We introduce a new model for multivariate probabilistic time series prediction, designed to flexibly address a range of tasks including forecasting, interpolation, and their combinations. Building on copula theory, we propose a simplified objective for the recently-introduced transformer-based attentional copulas (TACTiS), wherein the number of distributional parameters now scales linearly with the number of variables instead of factorially. The new objective requires the introduction of a training curriculum, which goes hand-in-hand with necessary changes to the original architecture. We show that the resulting model has significantly better training dynamics and achieves state-of-the-art performance across diverse real-world forecasting tasks, while maintaining the flexibility of prior work, such as seamless handling of unaligned and unevenly-sampled time series.
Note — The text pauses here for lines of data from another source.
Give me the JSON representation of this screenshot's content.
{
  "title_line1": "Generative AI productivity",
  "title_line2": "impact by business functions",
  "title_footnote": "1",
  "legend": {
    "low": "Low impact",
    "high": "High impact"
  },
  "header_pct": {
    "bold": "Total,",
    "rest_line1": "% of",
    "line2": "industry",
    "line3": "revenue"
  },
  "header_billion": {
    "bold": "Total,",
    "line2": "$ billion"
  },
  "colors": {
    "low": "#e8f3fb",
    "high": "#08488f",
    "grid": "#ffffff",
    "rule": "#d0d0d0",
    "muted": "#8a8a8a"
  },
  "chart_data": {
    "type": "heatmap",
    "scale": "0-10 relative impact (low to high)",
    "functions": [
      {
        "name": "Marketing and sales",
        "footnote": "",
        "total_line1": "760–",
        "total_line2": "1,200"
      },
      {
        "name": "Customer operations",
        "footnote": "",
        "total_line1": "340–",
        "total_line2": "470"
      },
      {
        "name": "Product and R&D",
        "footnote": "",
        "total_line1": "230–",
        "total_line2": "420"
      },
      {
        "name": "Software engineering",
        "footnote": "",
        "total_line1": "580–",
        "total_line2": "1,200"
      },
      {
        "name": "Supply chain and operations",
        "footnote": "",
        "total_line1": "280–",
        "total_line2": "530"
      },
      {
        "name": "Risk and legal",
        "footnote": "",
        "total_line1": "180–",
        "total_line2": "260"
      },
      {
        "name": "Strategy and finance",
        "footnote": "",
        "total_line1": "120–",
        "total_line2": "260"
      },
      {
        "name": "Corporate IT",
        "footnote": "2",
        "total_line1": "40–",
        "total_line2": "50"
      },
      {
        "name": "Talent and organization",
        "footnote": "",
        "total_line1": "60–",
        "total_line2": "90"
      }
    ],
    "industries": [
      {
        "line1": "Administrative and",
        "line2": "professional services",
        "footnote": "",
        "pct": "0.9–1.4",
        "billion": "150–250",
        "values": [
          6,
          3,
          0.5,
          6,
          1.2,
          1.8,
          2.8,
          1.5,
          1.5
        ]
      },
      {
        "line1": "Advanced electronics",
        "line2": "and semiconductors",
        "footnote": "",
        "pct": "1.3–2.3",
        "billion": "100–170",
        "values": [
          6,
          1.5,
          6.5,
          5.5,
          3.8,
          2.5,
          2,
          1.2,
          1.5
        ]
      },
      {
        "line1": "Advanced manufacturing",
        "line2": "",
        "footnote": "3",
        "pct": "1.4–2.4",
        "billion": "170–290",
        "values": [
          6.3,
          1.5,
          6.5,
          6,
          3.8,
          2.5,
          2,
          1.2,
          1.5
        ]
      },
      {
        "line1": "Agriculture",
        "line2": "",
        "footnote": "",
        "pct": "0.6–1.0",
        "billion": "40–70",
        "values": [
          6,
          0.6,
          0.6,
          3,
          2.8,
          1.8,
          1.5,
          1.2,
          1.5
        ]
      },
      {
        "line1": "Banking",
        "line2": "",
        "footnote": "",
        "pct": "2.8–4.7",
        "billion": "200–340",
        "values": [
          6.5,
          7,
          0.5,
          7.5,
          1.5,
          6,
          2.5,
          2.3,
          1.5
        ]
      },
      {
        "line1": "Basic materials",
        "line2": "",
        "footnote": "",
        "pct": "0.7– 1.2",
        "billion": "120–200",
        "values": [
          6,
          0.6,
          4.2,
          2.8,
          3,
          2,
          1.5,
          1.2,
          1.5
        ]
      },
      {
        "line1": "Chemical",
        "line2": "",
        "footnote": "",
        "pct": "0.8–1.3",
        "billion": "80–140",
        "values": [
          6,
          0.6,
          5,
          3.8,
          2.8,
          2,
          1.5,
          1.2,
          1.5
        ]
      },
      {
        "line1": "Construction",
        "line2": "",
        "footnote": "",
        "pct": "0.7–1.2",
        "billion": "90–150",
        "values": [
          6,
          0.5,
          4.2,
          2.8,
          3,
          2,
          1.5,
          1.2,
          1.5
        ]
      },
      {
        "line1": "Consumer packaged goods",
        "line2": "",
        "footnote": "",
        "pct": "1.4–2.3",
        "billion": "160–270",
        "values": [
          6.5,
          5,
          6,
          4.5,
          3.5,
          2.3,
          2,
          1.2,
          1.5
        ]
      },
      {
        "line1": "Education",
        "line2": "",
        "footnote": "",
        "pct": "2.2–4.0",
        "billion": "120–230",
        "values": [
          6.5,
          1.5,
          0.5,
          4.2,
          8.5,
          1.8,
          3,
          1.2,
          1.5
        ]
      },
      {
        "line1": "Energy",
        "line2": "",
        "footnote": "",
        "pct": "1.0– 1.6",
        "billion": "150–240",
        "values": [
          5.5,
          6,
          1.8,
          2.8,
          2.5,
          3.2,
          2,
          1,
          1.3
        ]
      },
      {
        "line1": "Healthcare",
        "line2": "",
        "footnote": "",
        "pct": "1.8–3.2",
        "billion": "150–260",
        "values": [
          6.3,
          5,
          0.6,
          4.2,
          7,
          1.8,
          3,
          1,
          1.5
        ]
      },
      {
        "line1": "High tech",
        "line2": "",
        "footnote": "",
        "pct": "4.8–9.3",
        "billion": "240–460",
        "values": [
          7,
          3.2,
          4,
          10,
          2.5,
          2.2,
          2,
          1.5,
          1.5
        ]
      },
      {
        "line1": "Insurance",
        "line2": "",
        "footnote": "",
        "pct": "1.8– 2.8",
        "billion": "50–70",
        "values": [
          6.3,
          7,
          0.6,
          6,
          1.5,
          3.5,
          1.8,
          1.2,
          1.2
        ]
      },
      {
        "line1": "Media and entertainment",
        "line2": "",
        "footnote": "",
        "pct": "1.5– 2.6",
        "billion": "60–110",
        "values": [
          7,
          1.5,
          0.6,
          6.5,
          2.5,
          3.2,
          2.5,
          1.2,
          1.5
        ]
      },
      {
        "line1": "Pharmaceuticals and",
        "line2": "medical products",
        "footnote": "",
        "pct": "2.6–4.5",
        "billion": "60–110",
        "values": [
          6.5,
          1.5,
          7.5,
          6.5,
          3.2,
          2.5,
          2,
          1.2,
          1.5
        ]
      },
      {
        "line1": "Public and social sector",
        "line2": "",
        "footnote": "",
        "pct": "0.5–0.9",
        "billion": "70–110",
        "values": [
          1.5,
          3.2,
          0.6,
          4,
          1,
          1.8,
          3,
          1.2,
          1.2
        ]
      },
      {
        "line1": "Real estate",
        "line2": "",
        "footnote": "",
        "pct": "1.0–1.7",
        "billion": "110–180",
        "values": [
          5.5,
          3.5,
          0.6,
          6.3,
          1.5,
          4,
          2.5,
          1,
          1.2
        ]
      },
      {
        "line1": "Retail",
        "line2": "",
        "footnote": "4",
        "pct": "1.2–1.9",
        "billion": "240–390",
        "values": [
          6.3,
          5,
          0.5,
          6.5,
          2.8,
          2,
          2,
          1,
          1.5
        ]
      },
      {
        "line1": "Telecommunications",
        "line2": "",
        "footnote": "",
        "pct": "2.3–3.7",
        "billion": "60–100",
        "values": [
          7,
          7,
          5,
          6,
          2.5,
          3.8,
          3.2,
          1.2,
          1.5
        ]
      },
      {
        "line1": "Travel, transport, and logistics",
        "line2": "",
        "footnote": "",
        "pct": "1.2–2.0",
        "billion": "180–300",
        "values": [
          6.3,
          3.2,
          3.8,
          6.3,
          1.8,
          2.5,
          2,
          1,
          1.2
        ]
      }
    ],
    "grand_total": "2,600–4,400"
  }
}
Code is made available at https://github.com/ServiceNow/TACTiS.

翻译：我们提出了一种新的多元概率时间序列预测模型，旨在灵活应对预测、插值及其组合等一系列任务。基于连接函数理论，我们为近期提出的基于Transformer的注意力连接函数（TACTiS）简化了目标函数，使得分布参数的数量从原先的阶乘级缩放变为与变量数量呈线性关系。该新目标函数需要引入训练课程，这与原始架构的必要变更相辅相成。实验表明，所得模型具有显著改善的训练动态，并在多种真实世界预测任务中达到最先进性能，同时保持了先前工作的灵活性，例如无缝处理非对齐和不均匀采样的时间序列。代码已开源在https://github.com/ServiceNow/TACTiS。